La verità è che tutte le persone sono esposte alla PERCEZIONE dei volti fin dalla nascita, mentre solo pochi fortunati lo saranno alle parole nella loro infanzia. Questi fortunati, quando sono esposti alle parole scritte, non potranno non leggere, come non possono non riconoscere i volti. L’ESPERIENZA è tutto. Basta pensare a come, da occidentali, si abbassa la nostra abilità nel discriminare i volti asiatici e/o africani.
SIAMO PIU’ BRAVI A DISCRIMINARE I VOLTI DELLE PERSONE CON CUI SIAMO PIU’ FAMILIARI.
Anche il riconoscimento dei volti,come tutte le nostre abilità mentali,sono frutto di un processo di apprendimento. Anche se i volti sono speciali, non esiste nel nostro cervello un’area neurale specifica per trattarli. Allo stesso tempo, non esiste una struttura speciale per la mente.Viviamo una nuova era, quella del biocognitivismo, impareremo molto dalle neuroscienze della percezione.

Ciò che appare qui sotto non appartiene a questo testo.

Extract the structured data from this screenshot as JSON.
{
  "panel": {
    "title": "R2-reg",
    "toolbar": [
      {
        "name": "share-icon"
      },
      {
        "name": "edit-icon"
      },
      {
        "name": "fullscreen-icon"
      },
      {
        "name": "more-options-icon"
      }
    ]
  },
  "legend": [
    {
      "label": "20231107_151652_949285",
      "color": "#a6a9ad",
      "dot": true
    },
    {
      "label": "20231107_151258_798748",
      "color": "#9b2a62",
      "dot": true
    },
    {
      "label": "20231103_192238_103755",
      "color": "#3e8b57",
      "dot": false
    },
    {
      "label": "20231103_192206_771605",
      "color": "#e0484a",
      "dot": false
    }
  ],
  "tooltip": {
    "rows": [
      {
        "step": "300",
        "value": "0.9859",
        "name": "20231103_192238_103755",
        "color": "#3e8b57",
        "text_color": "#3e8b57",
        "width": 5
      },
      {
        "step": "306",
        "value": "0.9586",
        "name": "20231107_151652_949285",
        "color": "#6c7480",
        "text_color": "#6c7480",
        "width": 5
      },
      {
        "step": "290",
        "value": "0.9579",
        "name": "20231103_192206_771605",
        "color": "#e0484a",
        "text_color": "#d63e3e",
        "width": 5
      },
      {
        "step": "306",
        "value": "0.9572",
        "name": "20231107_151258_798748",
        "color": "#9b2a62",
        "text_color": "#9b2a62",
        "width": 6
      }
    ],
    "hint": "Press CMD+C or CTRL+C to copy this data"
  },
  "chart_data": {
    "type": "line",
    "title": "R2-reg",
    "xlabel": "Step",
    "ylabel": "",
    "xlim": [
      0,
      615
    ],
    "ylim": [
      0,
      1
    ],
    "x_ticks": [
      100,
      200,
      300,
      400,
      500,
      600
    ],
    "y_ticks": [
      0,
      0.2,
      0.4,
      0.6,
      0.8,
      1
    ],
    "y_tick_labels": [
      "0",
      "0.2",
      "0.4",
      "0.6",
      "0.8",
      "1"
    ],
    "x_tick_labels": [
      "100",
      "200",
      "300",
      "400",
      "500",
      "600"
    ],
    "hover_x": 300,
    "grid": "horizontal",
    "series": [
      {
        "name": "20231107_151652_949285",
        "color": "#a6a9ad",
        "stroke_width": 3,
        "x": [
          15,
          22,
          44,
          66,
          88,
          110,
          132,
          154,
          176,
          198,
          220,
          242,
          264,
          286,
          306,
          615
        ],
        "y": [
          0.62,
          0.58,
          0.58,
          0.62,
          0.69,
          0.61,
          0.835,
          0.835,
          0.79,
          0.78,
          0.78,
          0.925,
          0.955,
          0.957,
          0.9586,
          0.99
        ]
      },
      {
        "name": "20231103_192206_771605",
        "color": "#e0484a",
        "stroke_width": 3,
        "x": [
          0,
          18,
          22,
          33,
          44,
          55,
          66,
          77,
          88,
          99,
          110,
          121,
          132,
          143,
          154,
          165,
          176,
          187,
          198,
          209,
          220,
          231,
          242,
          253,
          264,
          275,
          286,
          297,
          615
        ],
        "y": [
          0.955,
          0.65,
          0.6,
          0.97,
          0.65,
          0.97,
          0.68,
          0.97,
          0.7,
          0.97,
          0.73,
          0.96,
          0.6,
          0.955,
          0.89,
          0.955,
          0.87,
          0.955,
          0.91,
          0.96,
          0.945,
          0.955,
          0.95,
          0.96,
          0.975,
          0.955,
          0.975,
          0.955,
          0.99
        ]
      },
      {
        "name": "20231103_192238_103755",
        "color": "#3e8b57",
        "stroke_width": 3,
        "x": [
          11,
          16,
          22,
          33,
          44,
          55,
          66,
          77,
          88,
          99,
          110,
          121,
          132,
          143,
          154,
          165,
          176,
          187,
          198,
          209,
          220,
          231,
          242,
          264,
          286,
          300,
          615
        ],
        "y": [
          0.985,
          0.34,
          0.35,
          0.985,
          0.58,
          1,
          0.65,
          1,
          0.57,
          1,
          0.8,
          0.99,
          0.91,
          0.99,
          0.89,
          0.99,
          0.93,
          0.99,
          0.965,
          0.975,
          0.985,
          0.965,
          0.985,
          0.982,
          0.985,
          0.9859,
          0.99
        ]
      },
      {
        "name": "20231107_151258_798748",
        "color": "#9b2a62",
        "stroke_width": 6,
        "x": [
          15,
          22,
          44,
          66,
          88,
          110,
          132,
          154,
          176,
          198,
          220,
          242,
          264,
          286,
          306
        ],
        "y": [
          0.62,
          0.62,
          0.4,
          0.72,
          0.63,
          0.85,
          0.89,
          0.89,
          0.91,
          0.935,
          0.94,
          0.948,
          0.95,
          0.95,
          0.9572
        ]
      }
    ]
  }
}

(1) Le parole che leggiamo prendono forma nel nostro cervello nell’area corticale visiva per le parole (FFA sn) che, pur essendo un’area visiva, è intimamente connessa con aree del linguaggio. Sappiamo che gli uomini hanno imparato a leggere circa 5000 anni fa, un tempo brevissimo per considerare l’area FFA sn un modulo specifico per il linguaggio. Nel Massachusetts Institute of Technology, alcuni ricercatori hanno studiato il cervello di un gruppo di bambini, dai 5 agli 8 anni, prima e dopo aver imparato a leggere. Alla vista delle parole,a 5 anni, le scansioni cerebrali non rilevavano attività neuronale, mentre ad 8 anni, la lettura eccitava i neuroni dell’area specifica. A 5 anni, però, erano già presenti i collegamenti tra la specifica area visiva e le aree del linguaggio. Lo studio dimostra che, in origine, l’area specifica della lettura è, esclusivamente, un’area visiva. Essendo però connessa ai circuiti del linguaggio, qualora l’ambiente dovesse fornire l’opportunità di leggere, si specializza in questo compito. La funzione non è specificata dalle proprietà intrinseche dell’area, bensì dalle connessioni dei neuroni.